There were so many images swirling around my head as i first listened to this I really had a hard time beginning this review. I knew once I got started I would be fine but the first words were tough.
What was getting me was a feeling of the familiar, and strangely enough, it was not a musical one. (Turns out it was evoking images of Bolaño’s 2666.)
I went hunting for a digital image of the cover to place in this review while trying not to read anything that was written about it before but in this case I stumbled across a little of the back story of why this record came to fruition. It all started in a small Texas town called Marfa, an artist hideaway about an hour away from the Mexican border. (I read most of 2666 in Mexico.) It was here that Rob Mazurek had a residency which ultimately led to a showing of his art, an exhibition that was called foreshadowingly enough, Rob Mazurek: Marfa Loops Shouts and Hollers, as the three tracks on the record are Shouts, Hollers, and Howls.
So instead of writing this review, I became absorbed in the newly revealed visual art dimension of this musician that I have followed and admired for years. Some of his work can be seen in the background of the album art. Also worth looking up his work to give you a better idea of what the title, Blind Curves and Box Canyons, means.
This recording was created to commemorate and celebrate the culmination of his residency. Along with Thollem McDonas, (modified electric piano and analog effects) they create the perfect backdrop to walk around a gallery and study all things painterly but also a stand alone piece of music that will resonate with fans of Mazurek’s Exploding Star Orchestra’s work but on a more personal level.
The record starts with Shouts, and with comes bells, a twisted manipulated musical statement until Mazurek (cornet, voice, bells, modular synth, and sampler) gives a guttural shout, (a reoccurring element of the album) and there is a slight pause as Mazurek’s horn blast through letting you know that it’s not all about the artwork.
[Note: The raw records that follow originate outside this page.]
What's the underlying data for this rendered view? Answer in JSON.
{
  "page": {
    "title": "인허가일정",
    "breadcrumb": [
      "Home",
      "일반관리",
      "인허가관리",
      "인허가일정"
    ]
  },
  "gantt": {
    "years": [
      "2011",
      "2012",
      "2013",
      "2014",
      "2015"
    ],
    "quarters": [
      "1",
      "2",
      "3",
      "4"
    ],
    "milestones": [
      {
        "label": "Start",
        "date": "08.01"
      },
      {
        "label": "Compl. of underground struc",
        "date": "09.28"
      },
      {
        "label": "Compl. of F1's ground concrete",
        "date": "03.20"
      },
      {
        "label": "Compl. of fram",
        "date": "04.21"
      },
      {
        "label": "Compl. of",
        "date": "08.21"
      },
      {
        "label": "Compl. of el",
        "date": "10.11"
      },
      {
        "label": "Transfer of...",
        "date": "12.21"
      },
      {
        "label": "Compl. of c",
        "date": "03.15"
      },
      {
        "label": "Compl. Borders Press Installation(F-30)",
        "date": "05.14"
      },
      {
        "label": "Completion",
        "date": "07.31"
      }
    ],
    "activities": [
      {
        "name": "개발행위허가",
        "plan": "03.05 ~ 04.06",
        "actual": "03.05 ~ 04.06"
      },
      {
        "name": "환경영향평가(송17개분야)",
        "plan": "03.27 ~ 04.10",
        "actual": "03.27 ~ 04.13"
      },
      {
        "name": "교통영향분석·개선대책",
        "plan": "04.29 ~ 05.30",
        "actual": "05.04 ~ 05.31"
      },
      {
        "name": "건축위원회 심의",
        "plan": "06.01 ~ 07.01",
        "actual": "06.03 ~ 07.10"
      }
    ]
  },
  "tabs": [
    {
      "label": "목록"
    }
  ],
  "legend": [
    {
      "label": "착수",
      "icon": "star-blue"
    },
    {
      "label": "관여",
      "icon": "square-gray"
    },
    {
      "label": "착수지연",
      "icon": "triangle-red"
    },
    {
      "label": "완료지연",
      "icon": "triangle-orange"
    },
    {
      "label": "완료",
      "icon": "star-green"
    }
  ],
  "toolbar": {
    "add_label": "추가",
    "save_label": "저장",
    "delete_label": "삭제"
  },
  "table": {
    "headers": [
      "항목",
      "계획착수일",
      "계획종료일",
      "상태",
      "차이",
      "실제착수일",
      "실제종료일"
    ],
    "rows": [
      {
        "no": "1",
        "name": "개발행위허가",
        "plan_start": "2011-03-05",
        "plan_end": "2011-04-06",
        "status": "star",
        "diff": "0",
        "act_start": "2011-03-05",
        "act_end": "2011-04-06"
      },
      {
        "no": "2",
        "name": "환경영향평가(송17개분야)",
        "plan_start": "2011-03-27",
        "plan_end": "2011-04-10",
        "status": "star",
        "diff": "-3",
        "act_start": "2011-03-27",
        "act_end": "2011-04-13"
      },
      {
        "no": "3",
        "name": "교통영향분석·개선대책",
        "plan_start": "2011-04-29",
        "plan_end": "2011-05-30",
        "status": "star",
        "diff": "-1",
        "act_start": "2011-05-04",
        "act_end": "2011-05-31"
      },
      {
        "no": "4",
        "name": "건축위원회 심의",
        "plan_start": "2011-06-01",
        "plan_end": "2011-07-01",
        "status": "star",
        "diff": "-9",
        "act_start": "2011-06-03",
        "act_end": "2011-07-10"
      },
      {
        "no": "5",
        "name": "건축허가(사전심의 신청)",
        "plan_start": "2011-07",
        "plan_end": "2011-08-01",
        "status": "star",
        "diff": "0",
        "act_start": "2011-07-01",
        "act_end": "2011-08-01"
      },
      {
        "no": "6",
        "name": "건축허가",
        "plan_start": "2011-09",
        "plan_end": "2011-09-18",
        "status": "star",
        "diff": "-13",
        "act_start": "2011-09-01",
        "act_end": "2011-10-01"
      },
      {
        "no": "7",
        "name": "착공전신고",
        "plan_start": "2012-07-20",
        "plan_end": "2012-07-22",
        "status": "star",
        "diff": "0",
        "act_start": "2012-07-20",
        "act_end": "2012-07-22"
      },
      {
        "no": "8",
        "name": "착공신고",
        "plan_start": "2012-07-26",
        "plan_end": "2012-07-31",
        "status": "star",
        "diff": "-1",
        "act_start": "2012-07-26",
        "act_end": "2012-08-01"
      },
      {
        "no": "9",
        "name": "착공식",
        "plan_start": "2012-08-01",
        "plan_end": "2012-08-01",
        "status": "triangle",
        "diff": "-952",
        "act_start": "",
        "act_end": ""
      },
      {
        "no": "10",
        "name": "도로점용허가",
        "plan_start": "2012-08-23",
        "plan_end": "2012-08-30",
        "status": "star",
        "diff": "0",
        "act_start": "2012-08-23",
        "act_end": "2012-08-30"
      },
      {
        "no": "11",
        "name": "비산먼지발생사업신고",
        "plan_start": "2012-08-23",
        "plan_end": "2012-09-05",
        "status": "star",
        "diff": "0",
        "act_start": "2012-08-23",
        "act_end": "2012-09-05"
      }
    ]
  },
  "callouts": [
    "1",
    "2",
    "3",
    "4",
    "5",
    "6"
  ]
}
Let’s also not think it’s all about Mazurek either. Thollem has not only a great ear to keep up with some of the chants and yells, he also has an understanding of the goal at hand here, often times it jumping into the rabbit hole and the rest of the time it’s climbing out of it.
Hollers is a very melodic interlude of sorts as electric piano and cornet tangle themselves around each other until sample after sample join the soup. One of the greatest wins in this 21 minute track is the sonic shifting between ideas, instruments and samples. With Thollem hammering the keys and Mazurek’s voice rattling around the bandwidth, it produces a new joy every 15 seconds or so.
The album closes out with a great sounding electric piano with plenty of stops and pauses almost taunting other instruments to join the epilogue. Mission accomplished as a cacophony of drums and rattles and synthesized noises completely drowns it out. Howls, in turn become a fitting 6 and a half minute closer when Thollem plays a repetitive descending line until the track fades off into the West Texas night.